ALBANY, N.Y. (CBSNewYork/AP) — New York state Attorney General Eric Schneiderman said Monday that the Federal Communications Commission has agreed to cooperate with his investigation into how millions of fake comments spammed the agency’s servers.

The comments were issued leading up to the repeal of net neutrality rules.

As WCBS 880’s Alex Silverman reported, Schneiderman said his investigation shows “that this process has been deeply corrupted.”

The FCC has been flooded with 9 million fake comments on net neutrality. One million of them used real people’s identities fraudulently.

“Even right here in my office, my assistant press secretary, Rachel, had a phony comment submitted under her name using the address of her childhood home,” Schneiderman said.

Some of the names that were used fraudulently belonged to people who have died. Sylviane Baumflek got curious when she saw a friend’s Facebook post, so she searched the FCC comment database.

“My father-in-law’s name popped up,” she said.

There were two comments – both against net neutrality.

Chris Basco of Albany saw a comment that purported to be from his mother. It was dated just days after she died this summer.

“Anger, and words I cannot repeat,” Basco said.

“You know, of course, there could be other people with his first name, but not in Brooklyn,” he said.

Furthermore, Baumflek said her father-in-law has been dead since 2004.

“So if he’s actually on the web from the grave, I want to know about it,” she said.

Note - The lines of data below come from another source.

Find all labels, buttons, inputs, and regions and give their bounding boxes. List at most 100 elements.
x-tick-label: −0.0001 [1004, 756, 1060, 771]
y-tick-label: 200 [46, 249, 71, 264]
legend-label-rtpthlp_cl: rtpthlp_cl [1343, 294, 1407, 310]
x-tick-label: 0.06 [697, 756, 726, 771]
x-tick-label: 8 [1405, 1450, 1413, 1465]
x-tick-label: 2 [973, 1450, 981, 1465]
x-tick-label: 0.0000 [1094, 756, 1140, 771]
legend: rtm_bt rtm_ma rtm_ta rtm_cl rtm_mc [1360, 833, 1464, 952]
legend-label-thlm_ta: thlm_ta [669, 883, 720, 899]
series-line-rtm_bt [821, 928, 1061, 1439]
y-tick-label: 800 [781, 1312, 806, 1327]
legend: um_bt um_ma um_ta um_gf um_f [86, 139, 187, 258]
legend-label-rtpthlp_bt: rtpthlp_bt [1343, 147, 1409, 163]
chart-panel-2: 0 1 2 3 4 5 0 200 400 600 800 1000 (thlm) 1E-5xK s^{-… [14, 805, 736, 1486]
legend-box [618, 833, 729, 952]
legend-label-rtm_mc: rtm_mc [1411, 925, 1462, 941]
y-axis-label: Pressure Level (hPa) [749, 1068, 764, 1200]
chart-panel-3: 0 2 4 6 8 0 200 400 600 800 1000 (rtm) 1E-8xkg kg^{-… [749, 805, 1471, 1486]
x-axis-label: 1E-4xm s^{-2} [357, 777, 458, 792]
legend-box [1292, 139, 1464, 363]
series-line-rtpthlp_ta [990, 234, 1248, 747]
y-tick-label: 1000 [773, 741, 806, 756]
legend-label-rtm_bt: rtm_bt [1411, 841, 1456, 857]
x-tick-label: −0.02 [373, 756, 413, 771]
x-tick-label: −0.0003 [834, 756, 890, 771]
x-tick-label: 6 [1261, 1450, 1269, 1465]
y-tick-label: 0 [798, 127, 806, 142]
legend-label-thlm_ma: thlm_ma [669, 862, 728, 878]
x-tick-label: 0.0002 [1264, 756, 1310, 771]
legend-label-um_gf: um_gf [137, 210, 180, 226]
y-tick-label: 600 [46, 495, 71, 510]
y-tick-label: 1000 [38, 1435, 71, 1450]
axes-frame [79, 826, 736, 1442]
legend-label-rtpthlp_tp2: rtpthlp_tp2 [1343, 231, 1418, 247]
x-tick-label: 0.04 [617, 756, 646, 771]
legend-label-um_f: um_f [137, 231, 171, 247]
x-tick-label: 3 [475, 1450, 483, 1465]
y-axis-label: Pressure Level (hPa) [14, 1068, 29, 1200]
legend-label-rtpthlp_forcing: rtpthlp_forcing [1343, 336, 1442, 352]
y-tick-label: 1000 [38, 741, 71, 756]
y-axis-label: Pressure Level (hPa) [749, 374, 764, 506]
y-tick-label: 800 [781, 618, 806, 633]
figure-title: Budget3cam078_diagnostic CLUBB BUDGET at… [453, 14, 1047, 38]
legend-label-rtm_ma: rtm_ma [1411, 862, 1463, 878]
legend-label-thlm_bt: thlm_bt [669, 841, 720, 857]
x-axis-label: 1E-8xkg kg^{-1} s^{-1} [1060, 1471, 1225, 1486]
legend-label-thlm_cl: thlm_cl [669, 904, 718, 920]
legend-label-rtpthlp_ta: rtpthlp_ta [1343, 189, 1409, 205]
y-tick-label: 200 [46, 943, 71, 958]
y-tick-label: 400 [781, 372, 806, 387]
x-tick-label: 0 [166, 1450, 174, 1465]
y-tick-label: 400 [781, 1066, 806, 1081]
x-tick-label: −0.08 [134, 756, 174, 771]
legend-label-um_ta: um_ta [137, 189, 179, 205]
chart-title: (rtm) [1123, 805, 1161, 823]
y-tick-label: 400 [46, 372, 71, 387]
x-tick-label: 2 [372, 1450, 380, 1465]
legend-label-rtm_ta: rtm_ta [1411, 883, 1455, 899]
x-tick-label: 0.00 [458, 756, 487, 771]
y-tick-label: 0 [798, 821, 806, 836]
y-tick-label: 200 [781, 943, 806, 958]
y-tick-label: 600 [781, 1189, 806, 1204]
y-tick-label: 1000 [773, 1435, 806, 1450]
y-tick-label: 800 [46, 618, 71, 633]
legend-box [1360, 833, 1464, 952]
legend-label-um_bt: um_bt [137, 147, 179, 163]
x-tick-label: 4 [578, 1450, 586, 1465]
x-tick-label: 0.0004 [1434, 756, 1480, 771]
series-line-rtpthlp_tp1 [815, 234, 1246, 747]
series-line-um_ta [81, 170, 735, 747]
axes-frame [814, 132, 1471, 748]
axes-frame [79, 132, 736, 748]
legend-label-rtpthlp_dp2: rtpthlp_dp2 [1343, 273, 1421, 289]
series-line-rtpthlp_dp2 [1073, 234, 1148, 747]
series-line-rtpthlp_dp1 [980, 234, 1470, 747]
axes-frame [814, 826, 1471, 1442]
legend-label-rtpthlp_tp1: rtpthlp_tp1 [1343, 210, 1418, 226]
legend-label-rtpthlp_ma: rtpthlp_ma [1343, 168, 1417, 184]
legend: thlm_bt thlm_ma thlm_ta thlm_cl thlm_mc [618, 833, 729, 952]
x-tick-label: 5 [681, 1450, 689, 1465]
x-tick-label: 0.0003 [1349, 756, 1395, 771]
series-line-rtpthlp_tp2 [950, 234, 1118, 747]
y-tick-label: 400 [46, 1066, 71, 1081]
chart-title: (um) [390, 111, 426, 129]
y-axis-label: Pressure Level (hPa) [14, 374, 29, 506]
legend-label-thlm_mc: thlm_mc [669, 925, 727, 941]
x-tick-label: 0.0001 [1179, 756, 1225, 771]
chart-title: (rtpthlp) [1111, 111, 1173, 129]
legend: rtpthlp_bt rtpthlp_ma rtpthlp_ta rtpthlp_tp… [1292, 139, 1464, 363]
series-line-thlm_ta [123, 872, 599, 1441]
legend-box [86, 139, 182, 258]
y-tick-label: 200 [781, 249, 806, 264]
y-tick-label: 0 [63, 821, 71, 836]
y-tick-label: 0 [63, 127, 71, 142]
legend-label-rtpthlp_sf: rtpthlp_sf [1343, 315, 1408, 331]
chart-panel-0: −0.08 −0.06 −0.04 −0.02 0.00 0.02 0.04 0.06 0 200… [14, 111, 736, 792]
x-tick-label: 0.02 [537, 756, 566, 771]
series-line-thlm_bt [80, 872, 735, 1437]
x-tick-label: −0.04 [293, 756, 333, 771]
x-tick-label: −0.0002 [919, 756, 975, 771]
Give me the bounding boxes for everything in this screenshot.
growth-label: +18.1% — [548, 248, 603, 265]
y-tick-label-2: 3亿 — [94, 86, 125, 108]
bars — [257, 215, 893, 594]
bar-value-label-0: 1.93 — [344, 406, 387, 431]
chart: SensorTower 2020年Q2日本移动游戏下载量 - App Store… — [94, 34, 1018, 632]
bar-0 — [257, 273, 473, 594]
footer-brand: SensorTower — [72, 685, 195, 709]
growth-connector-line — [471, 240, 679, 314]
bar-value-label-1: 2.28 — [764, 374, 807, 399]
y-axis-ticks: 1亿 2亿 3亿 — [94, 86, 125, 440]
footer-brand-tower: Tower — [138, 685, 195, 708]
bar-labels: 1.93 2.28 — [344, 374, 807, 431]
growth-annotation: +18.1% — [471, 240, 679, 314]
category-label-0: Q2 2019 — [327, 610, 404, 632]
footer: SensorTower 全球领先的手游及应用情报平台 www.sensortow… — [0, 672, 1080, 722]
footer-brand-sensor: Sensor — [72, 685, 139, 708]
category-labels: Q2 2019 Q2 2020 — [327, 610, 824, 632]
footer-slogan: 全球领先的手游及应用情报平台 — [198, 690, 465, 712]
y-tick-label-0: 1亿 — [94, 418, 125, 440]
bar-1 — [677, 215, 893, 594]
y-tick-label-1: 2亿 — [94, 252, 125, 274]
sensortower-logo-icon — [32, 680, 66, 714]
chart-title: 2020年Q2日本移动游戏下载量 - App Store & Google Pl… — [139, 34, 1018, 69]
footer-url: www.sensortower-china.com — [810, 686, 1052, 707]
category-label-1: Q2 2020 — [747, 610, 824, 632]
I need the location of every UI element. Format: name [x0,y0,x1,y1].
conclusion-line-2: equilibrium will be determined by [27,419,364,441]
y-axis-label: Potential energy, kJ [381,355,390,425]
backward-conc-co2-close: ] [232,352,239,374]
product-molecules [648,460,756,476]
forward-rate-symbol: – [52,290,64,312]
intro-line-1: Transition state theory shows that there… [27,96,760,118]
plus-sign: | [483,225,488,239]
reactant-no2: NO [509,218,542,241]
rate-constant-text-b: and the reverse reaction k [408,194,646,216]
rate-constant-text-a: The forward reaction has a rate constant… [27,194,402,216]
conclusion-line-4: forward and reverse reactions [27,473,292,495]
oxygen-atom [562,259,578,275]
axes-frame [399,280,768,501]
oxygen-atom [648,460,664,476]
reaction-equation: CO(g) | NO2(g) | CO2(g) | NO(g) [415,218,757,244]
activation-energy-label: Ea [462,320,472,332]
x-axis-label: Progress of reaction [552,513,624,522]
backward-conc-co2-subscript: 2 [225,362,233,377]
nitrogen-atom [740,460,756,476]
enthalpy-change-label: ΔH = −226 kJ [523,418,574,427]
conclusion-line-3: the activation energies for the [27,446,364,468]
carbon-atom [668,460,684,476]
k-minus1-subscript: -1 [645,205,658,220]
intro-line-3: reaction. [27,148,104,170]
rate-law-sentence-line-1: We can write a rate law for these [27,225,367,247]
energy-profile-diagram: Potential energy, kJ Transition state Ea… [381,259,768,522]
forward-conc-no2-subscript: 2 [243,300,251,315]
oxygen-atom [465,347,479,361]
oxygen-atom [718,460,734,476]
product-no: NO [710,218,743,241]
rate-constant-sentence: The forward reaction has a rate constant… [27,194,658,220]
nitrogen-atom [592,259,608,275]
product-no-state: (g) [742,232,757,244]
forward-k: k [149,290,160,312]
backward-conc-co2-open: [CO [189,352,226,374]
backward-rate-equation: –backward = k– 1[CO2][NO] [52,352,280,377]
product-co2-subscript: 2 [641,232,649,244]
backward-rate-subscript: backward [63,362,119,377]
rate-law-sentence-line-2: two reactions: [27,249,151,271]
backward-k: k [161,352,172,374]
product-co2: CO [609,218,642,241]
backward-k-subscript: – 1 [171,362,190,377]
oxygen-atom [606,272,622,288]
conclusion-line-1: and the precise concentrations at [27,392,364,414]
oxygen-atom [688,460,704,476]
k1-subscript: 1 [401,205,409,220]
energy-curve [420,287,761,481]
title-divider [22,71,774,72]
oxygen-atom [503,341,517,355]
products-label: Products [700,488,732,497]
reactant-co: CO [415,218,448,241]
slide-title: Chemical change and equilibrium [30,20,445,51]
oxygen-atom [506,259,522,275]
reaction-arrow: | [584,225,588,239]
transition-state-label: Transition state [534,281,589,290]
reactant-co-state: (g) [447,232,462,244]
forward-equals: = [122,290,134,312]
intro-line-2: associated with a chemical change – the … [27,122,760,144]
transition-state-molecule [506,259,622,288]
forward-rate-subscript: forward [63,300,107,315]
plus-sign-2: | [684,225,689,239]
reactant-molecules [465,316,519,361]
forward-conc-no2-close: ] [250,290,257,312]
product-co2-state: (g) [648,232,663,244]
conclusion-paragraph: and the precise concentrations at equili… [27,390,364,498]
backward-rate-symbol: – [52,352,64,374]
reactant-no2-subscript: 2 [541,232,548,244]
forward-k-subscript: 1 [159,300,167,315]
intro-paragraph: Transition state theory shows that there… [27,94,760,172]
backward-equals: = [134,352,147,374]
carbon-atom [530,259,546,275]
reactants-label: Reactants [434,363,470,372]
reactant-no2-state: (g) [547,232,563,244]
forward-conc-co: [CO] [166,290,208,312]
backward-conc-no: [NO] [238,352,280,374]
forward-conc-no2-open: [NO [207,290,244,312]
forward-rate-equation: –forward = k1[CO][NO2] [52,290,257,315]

She laughed, but she said it was very disturbing.

The attorney general said to figure out who is behind the bot invasion, he needs the FCC’s cooperation – which he said did not come for months until Monday.

“(They) finally e-mailed my team offering their assistance in our investigation,” Schneiderman said.

Twenty-seven U.S. senators, led by Sen. Maggie Hassan (D-New Hampshire) also wrote to FCC Chairman Ajit Pai expressing concern over the reports about the bots.

All indications are that the vote to repeal net neutrality rules will go forward next week, but Democratic FCC Commissioner Jessica Rosenworcel said, “It is clear that are process for serving the public interest is broken.”

Schneiderman said the vote should be delayed while comments are investigated.